Le système scolaire serait-il en crise ? Cette idée n’est pas nouvelle. Depuis la fin du 20e siècle, des spécialistes de l’éducation l’évoquent. Mais les difficultés actuelles ont quelque chose d’inédit, avancent deux chercheurs en sciences de l’éducation, Béatrice Mabilon-Bonfils et François Durpaire, dans La Fin de l’école (2014). Elles peuvent se comprendre au regard d’une crise de l’enseignement, des enseignants et des élèves.

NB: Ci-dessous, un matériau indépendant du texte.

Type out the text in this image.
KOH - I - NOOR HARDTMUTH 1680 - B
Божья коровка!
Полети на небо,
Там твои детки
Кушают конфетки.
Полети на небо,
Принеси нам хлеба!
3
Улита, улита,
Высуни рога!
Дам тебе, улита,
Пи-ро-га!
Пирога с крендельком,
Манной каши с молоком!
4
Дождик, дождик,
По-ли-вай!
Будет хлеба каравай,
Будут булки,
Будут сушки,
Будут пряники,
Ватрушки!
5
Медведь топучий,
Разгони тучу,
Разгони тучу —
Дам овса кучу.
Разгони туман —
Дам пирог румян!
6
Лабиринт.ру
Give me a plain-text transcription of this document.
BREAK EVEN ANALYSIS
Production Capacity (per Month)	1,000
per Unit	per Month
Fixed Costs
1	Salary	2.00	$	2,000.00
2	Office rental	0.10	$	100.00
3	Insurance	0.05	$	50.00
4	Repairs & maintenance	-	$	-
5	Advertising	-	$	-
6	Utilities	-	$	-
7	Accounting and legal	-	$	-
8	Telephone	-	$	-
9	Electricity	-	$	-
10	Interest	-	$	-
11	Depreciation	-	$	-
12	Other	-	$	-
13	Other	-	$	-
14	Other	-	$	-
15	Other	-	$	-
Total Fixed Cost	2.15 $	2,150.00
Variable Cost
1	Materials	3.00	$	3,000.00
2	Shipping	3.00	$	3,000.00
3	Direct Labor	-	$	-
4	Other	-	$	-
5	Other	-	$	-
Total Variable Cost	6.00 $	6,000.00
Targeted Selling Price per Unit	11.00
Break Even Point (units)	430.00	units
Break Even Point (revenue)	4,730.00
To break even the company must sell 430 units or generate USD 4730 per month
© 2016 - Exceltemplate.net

Premiers en cause, les programmes scolaires sont de plus en plus exigeants et complexes, sans que les enseignants et les jeunes bénéficient des conditions pour les mettre en application. Par exemple, dans les années 1980, un élève de primaire devait connaître la succession chronologique des grandes périodes historiques à la fin du cours moyen. Cet enseignement s’est étoffé au fur et à mesure des réformes. Sous le ministre Jack Lang, en 2002, l’histoire au cours moyen fait l’objet d’un programme de 300 pages. Devenu trop complexe, le programme a été réduit, quelques années plus tard, au « socle commun de connaissances et de compétences », censé simplifier les savoirs au profit de la qualité des connaissances transmises. Les conditions d’enseignement, pour leur part, se sont transformées : tandis qu’un instituteur disposait d’une trentaine d’heures hebdomadaires avant 1969, il ne bénéficie plus que de 24 heures aujourd’hui.Les transformations du métier d’enseignant sont, elles aussi, déterminantes dans la crise actuelle. L’engagement vocationnel a parfois laissé la place à la profession, voire au « job » exercé par opportunité plus que par aspiration personnelle, affirment F. Durpaire et B. Mabilon-Bonfils.
Chute des vocations ?
La dégradation des conditions de travail (classes surchargées, complexification des programmes, diminution du temps…) n’est pas sans lien avec ce phénomène. Le concours 2013 a été marqué par une forte diminution des candidatures, laissant 2 000 postes non pourvus au niveau national (Le Progrès, 10 juin 2014). Cette situation exceptionnelle, générée par les réformes de la formation des enseignants s’accompagne aussi d’une pénurie récurrente dans certaines disciplines comme les mathématiques. La profession enseignante est en mutation, comme en atteste aussi sa féminisation. Selon l’Insee (Institut national de la statistique et des études économiques), en 2013, 82 % des enseignants dans le primaire sont des femmes et 58 % dans le secondaire. Or, comme l’a montré la sociologue Marlaine Cacouault-Bitaud, la perte de prestige d’une profession engendre souvent sa féminisation (Travail, genre et sociétés, n° 5, 2001).